1 lb. (454g) plus 6 oz. (170g) of dark chocolate (I think dark chocolate works best with the flavors of this recipe), chopped but keep the two portions separate

Digital instant read thermometer

Rubber spatula

Waxed paper lined baking sheet

Chop the 1 lb. of chocolate and put it in a bowl set over a pan of gently simmering water.

Gently stir the chocolate, with the spatula, as it melts. When the chocolate reaches 115 F (46 C) degrees, remove the bowl from the water, wipe the bottom and add the 6 oz. (170g) of chocolate. Continue to gently stir the chocolate.

Keep the water in the pan and on the burner, but turn the heat off.

The chocolate’s temperature will start to come down. When it gets just below 84 F (29 C)degrees, remove any remaining chunks of unmelted chocolate. They can be cooled and used for something else.

Put the bowl back in the warm water and continue to stir. When the chocolate reaches 88-89 F (31-32 C)degrees, remove the bowl. At this point the chocolate is tempered and you’re ready to dip. If it starts to solidify, you can dip the bowl into the water to loosen it up. As long as the chocolate doesn’t exceed 91 F (33 C) degrees you can leave it in the water.

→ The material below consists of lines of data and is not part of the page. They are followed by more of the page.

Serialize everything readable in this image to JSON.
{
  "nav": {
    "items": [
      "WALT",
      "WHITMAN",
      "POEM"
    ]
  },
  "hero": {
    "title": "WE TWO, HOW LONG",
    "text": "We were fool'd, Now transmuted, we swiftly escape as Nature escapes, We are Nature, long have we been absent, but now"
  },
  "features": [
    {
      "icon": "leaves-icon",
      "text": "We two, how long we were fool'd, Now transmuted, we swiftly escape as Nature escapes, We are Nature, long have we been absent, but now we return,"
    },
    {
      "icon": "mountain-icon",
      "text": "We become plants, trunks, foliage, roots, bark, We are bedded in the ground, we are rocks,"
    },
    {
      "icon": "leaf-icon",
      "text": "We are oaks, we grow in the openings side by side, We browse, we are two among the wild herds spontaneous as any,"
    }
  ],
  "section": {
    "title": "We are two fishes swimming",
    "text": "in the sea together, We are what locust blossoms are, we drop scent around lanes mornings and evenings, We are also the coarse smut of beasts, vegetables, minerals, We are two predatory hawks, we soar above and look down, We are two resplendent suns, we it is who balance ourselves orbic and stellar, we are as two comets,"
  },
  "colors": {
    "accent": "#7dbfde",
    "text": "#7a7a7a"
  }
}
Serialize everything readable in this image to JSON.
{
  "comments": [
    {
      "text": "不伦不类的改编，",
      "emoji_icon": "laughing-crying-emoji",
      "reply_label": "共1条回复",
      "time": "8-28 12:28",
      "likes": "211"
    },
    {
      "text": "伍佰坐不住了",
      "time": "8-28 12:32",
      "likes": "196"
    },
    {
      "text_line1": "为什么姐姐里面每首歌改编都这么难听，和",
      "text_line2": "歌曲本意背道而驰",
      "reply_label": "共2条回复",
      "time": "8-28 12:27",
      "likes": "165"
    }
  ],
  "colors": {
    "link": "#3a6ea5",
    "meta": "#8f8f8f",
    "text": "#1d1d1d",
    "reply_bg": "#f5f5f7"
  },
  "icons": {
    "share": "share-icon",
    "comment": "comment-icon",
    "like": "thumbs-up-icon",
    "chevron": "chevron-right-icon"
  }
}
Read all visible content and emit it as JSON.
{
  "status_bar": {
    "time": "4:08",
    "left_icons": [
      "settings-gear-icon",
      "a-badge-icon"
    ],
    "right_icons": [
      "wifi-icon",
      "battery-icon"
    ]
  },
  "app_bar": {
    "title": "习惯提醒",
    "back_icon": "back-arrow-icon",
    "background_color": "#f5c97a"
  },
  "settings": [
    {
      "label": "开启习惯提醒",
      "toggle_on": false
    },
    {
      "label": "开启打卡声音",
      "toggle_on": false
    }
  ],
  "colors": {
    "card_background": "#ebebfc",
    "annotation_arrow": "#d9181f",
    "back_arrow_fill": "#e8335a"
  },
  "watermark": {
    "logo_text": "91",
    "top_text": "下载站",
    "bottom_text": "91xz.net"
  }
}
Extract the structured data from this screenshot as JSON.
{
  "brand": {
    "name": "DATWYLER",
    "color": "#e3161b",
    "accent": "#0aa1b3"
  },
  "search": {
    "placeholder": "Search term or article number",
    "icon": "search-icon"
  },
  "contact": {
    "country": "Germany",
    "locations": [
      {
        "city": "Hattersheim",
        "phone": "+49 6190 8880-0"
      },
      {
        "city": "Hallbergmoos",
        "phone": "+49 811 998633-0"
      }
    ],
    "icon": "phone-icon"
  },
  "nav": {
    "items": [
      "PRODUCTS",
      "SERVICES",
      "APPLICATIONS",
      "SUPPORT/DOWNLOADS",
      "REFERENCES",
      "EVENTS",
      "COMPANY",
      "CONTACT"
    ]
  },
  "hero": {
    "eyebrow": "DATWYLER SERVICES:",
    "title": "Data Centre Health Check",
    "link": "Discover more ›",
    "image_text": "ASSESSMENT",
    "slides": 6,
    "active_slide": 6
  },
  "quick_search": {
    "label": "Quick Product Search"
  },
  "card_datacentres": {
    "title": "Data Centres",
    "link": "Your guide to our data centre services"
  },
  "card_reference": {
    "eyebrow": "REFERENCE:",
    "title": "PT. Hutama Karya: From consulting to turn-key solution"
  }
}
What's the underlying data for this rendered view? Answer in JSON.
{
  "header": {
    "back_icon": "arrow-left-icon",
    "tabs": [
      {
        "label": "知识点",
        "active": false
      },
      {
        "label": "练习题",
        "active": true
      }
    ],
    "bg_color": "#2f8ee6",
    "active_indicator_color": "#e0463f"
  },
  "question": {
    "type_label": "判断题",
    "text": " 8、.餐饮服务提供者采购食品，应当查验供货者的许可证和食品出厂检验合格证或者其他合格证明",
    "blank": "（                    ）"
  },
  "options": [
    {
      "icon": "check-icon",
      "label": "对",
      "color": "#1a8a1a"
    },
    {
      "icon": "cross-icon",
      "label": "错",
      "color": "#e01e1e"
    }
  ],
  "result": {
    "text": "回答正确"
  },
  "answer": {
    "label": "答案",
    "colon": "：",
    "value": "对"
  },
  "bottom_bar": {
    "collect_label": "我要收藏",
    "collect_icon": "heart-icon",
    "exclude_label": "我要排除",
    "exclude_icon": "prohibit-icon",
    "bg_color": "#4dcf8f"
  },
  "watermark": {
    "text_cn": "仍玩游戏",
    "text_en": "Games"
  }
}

One at a time, add the pieces of nougat to the melted chocolate.

Using a fork, gently turn them over to coat on all sides, then transfer to a waxed paper lined baking sheet to cool.

The candies should keep for about a week stored in an airtight container.

If you are giving these as gifts, try to handle the chocolates as little as possible so you don’t dull the surface with fingerprints.